30. Forget microfiction, forget nanofiction — introducing, the one, the only: duofiction. Is it one word? Is it two words? Can you extrapolate an entire story from the comma? Only you can find out — tonight! At the circus on the edge, of town.
31. Coins, copulating.
32. We don’t need to invent new languages, only bastardize old ones.
33. We acknowledge authority because we acknowledge everything, in the way that a driver acknowledges a pothole: by swerving around it.
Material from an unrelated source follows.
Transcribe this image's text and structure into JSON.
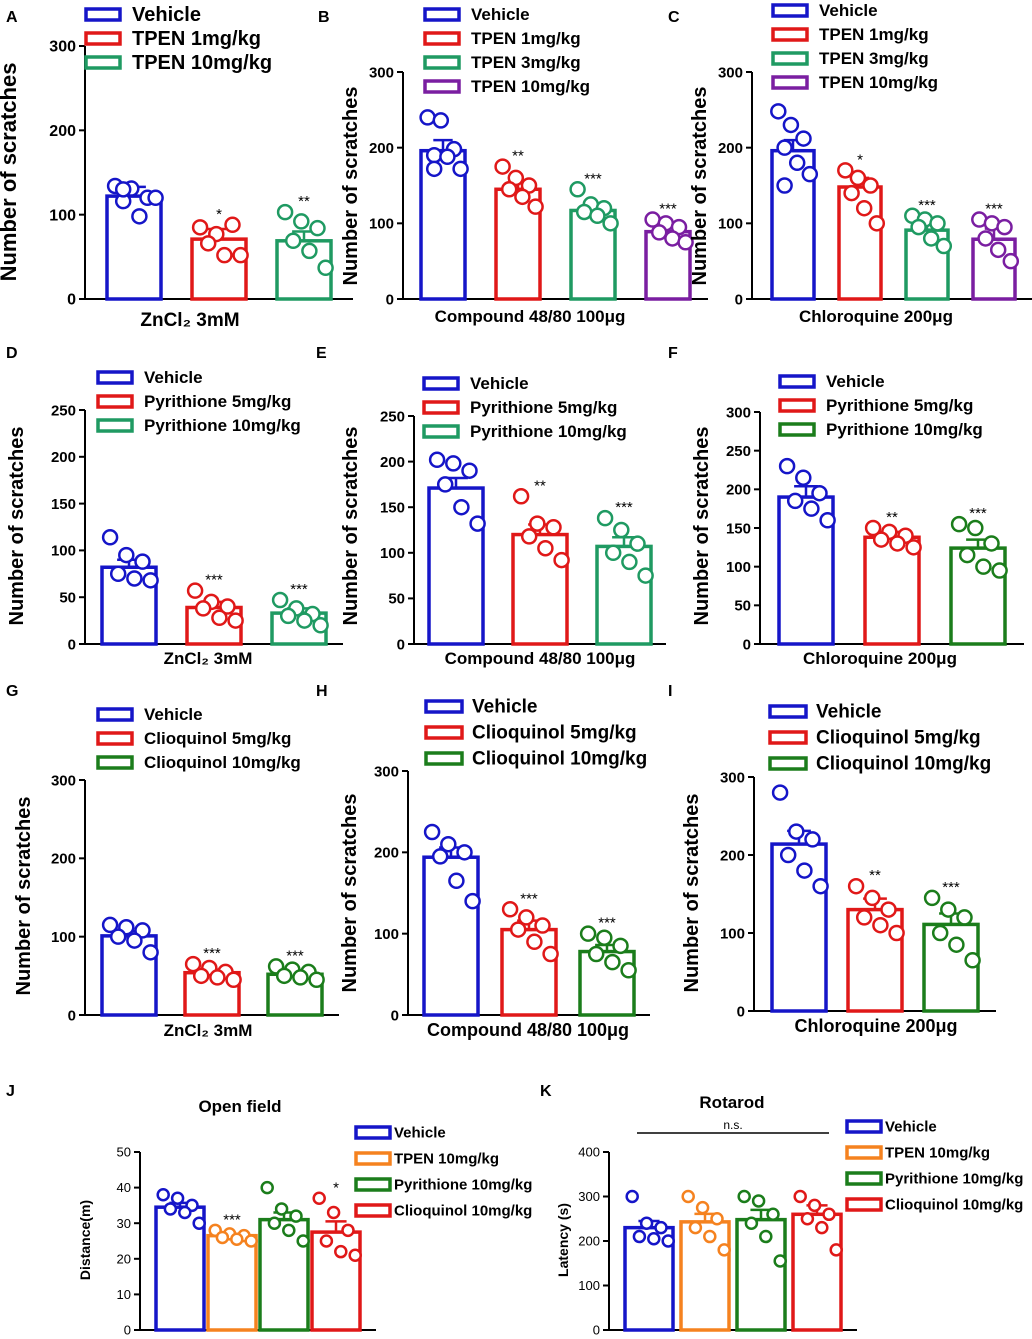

Already One Could Say We Are Dead
34. Our role models are all dead so we know we will die too. Already one could say we are dead because no one reads our poems.
35. Just like we start by saying we’re poets and then write some poems in case anyone asks, we start by writing a manifesto and then we read it for directions.
36. Manifesto writers all say we even though we know we’re just one, a solitude, a singularity — because we represent all!
37. Oh ye of appropriately little faith.
38. First they ignore you, then they laugh at you, then they fight you, then they write listicles about you.
39. The only reason to write poems is if you’re planning on dying.
40. Don’t stop. Don’t ever fucking stop. Don’t oh god yes.
41. Forget all the things you learned on the streets. Forget all the things you learned in school. Only pay attention to the messages in the sky, the rotten things you do in your dreams, the way the heat curls off the pavement.
42. The only profession that rivals the poet is that of the fireman. She sees through smoke. She preserves what is half-wrecked. She arrives in a hurry but lingers at the scene. She trains every day, but her main weapon is bravery.
43. The mistake everyone else makes is thinking it matters. We know only bodies matter, and even they end pretty quick.
44. We use words like fireworks. Sometimes there’s an accident and you just pray no one’s hurt.
45. In some places all the dogs like to nap in the middle of the street. We’re the dogs who nap in the middle of the street and won’t wake up even when horns honk and humans scream. We know you won’t run us over so fuck off. We’re working.
46. Sometimes forgetfulness hurts.

Mr. Buff

This is the end of the line. All that’s left is Mr. Buff. And he’s in the middle of a mud bath.